There are some clear logistical issues with this premise. What about households without a husband — such as those headed by divorced women, widows, or women who have never married? Who, if anyone, would vote on their behalf? Even some supporters acknowledge those challenges, suggesting unmarried women could instead be represented by fathers, brothers, or uncles. But many proponents ultimately envision a society in which women are married — and only to men — leaving same-sex couples outside the family structure the proposal is built around.
Regardless, proponents of household voting often frame the concept as a return to a more traditional social order. They point to eras ranging from the 1950s to the late 19th century — or even 17th-century Puritanism — as models, arguing that society functioned better before the rise of feminism, no-fault divorce, legalized abortion, and other changes that expanded women's rights and independence.
Historian Beth Allison Barr disputes the idea that household voting would restore a lost American custom, arguing that the society its supporters envision never actually existed. Barr notes that political power was historically concentrated among a relatively small group of men. "The householder was the wealthy white man who had the vote," says Barr, author of Live Laugh Love: The Secret History of White Christian Women and the World They Made. "So it was more about class privilege and racial privilege."
Where did household voting come from?
Household voting is closely tied to biblical patriarchy, a belief system that holds that men should lead their families, and that women should submit to that authority. Under that framework, the husband serves as the family's representative in both the home and public life.
"The household vote concept is really part of the foundations of a Christian society," says Kristin Kobes Du Mez, a historian of evangelical Christianity and gender at Calvin University in Grand Rapids, Michigan. "Individualism is the antithesis of a well-ordered Christian society."

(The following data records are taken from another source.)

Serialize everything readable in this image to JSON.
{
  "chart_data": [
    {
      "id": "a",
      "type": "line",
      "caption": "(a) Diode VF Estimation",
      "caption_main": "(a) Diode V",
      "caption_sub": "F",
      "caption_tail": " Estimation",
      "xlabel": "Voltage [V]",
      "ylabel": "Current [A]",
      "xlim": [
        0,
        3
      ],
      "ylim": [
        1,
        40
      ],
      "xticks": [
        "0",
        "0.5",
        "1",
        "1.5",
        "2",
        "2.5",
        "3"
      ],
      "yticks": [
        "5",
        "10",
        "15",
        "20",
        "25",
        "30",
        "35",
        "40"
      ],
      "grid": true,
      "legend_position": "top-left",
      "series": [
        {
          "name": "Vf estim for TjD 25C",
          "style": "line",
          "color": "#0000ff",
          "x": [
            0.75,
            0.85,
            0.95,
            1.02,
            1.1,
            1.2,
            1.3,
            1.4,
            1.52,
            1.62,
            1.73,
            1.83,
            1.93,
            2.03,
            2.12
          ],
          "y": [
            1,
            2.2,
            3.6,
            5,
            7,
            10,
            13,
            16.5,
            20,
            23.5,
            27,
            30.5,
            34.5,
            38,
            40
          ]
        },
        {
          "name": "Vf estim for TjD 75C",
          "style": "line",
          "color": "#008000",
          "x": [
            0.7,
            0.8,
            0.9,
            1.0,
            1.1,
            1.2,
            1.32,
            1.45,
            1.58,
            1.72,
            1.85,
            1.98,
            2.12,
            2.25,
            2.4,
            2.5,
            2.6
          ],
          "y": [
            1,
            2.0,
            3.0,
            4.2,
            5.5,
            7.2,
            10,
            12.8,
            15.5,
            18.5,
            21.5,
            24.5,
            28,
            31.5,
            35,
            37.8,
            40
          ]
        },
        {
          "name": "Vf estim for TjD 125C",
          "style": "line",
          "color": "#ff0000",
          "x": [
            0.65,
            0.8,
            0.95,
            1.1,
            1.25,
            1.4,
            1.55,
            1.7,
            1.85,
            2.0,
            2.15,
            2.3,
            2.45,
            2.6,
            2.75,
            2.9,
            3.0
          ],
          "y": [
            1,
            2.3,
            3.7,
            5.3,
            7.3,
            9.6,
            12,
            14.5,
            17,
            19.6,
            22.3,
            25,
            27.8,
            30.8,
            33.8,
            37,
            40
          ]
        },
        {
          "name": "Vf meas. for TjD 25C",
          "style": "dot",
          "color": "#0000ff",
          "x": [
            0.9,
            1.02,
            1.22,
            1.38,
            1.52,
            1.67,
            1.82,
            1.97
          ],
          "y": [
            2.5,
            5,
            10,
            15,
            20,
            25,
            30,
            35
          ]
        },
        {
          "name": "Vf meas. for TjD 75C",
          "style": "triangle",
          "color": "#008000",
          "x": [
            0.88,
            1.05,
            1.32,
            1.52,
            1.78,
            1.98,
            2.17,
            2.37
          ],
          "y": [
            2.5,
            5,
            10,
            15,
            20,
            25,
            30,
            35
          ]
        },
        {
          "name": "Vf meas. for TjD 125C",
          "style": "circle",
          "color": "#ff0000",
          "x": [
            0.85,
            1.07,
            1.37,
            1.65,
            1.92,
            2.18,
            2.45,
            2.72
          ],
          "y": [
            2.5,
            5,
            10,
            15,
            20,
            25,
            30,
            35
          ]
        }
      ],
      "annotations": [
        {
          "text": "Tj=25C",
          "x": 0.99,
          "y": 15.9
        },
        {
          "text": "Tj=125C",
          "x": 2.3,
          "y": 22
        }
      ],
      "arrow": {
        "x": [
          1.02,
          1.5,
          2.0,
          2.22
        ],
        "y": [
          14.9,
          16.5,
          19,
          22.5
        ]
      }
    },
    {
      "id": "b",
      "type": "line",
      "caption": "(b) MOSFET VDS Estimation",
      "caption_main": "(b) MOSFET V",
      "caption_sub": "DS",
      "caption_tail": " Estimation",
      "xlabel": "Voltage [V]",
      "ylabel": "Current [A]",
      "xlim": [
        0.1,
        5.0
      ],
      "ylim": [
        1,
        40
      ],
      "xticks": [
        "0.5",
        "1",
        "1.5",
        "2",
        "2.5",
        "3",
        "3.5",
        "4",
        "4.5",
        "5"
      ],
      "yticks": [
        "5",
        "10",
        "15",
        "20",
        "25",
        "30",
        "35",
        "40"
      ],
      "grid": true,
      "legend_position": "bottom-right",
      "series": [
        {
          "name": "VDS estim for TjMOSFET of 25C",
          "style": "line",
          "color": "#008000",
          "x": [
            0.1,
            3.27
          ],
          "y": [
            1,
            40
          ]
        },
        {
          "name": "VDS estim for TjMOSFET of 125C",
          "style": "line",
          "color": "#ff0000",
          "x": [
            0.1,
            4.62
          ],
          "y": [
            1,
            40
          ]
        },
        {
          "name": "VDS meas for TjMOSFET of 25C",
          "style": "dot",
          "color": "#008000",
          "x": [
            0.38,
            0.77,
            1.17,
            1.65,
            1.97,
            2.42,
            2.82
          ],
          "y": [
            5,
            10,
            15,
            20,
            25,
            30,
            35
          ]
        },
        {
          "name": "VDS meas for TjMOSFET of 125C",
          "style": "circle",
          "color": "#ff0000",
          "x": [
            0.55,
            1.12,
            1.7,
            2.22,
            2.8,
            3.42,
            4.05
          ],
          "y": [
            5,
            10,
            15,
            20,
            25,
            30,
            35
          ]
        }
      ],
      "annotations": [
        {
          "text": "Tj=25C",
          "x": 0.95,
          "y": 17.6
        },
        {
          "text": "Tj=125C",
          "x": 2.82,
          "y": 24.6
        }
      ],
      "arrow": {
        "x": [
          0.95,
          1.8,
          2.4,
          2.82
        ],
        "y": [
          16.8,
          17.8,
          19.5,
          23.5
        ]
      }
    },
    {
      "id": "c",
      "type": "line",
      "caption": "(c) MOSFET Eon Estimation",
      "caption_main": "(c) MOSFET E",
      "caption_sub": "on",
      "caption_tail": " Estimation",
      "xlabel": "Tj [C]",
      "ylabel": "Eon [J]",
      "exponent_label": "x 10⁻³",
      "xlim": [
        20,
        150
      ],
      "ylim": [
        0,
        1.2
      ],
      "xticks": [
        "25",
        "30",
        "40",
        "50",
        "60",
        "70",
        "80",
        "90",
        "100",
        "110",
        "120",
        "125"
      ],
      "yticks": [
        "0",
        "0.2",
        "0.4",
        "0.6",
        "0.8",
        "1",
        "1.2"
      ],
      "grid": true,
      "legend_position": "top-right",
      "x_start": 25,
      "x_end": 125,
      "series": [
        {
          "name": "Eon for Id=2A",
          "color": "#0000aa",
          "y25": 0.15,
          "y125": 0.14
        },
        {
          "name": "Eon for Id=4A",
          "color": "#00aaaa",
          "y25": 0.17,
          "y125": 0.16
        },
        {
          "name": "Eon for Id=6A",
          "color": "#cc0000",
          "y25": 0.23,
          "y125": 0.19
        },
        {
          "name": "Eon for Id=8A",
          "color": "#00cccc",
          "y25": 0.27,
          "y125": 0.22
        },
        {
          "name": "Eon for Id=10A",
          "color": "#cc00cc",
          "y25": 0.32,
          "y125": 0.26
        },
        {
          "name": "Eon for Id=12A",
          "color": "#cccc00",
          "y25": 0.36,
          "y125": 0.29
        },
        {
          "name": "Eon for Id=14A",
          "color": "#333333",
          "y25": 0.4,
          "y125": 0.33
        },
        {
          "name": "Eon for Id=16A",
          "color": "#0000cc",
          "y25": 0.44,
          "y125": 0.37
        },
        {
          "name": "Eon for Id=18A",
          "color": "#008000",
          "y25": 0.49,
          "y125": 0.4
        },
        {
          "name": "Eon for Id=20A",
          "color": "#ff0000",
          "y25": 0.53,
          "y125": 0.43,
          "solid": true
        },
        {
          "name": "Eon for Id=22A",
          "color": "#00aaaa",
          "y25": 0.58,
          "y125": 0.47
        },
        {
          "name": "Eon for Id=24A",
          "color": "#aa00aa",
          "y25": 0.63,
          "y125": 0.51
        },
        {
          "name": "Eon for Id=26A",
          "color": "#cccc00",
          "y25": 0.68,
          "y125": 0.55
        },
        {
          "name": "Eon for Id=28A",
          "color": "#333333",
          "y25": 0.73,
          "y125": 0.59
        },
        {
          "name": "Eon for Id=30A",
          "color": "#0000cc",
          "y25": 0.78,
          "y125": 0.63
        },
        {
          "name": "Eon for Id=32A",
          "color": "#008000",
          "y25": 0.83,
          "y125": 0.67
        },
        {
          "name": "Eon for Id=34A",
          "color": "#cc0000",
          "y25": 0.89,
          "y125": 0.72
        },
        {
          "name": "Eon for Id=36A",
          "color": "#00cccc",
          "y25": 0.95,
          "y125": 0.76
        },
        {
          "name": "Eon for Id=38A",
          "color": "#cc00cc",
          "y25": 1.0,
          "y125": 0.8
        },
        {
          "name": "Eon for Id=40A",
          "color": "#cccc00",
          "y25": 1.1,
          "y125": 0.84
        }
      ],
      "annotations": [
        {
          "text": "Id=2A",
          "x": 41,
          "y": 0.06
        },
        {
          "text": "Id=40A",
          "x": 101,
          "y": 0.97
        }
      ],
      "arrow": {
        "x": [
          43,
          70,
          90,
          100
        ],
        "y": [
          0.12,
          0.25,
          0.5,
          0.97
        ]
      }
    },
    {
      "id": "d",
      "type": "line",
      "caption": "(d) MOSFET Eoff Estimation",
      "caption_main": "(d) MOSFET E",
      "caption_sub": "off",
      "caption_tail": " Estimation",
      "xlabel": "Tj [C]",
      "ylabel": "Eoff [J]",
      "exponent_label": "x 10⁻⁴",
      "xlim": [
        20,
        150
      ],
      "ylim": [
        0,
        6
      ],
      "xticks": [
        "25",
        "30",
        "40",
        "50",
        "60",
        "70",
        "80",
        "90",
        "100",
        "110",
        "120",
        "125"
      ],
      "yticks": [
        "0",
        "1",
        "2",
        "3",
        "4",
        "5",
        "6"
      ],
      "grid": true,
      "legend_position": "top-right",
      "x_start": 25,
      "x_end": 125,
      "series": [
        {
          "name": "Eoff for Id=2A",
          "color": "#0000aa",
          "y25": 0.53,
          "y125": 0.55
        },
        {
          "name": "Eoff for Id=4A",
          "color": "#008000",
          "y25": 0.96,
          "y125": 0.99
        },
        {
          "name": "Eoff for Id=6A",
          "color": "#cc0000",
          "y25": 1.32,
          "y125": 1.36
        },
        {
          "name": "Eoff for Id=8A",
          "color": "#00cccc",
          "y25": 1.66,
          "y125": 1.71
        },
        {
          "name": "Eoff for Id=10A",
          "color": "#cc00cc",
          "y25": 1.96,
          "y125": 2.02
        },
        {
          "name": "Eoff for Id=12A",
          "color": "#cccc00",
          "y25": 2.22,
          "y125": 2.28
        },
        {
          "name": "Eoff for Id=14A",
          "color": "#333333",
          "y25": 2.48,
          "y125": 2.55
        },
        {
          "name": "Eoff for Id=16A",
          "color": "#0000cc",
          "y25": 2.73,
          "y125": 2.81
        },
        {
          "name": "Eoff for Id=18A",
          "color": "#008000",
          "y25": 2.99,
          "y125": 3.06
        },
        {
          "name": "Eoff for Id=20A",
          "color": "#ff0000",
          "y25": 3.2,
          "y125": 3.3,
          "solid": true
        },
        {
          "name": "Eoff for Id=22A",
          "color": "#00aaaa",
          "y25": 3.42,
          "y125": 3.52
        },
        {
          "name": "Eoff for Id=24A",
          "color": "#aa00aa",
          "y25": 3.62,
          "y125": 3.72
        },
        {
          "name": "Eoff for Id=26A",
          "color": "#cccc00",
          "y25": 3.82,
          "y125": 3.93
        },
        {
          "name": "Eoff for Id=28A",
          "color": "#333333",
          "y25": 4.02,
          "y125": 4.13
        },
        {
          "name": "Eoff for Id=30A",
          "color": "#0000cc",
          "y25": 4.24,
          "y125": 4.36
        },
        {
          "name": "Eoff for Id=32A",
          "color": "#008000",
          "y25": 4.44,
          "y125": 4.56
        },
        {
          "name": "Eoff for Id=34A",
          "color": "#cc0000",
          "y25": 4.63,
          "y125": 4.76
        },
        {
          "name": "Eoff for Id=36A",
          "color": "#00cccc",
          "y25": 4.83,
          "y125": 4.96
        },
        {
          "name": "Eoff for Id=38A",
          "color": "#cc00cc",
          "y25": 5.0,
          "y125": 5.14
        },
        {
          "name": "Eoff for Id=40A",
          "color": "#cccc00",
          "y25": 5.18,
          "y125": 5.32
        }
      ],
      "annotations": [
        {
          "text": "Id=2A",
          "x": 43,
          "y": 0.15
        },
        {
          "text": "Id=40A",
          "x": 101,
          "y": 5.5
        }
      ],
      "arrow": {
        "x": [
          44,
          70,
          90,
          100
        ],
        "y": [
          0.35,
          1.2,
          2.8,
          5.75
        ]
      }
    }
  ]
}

Though its roots go back much further, biblical patriarchy gained new momentum in evangelical circles in the 1990s and early 2000s through Doug Phillips, the founder of Vision Forum Ministries and a leading advocate of household voting. The movement increased its visibility in recent years. Today, one of its most influential voices is Doug Wilson, the Idaho pastor who helped shape the denomination that Pete Hegseth attends and has argued that the U.S. should be governed according to Christian principles.
Tia Levings — whose bestselling memoir, A Well-Trained Wife: My Escape From Christian Patriarchy, recounts her years in a marriage shaped by those beliefs — says supporters often frame household voting as a way to promote harmony. Women are often told that surrendering political authority will strengthen their marriages and reduce conflict. "The primary sales point is that the man already makes all the decisions for the family. Why wouldn't he also represent you in politics and cast your vote?" she says.
But Levings argues that household voting is part of a broader effort to concentrate authority in the hands of men. "When you give up your voice, you give up your rights," she adds.
Why are people talking about household voting now?
In recent years, ideas once largely confined to patriarchal religious communities have increasingly entered mainstream political conversations.
Du Mez says that the shift reflects an attempt to move once-fringe views into popular political discourse. "These ideas are being platformed more brazenly and more unapologetically, and moving from a kind of quiet subculture into the mainstream," she tells us.
Defense Secretary Pete Hegseth has echoed similar beliefs, including sharing a clip last summer of pastors in his ultraconservative denomination arguing that women should be barred from voting.
The discussion has also emerged amid broader debates over voting rights and women's political participation. Some point to the SAVE Act, a Republican-backed proposal that would require documentary proof of citizenship to register to vote in federal elections. Voting-rights advocates have raised concerns that the measure could create additional hurdles for some married women whose birth certificates do not match their current legal names.
For Levings, the discussion underscores how such beliefs can spread even without changes to the law. She argues that cultural and religious pressure can encourage women to voluntarily cede authority to their husbands.
"When proponents of these ideas aren't able to legislate these changes, they will get women to self-subjugate," she says.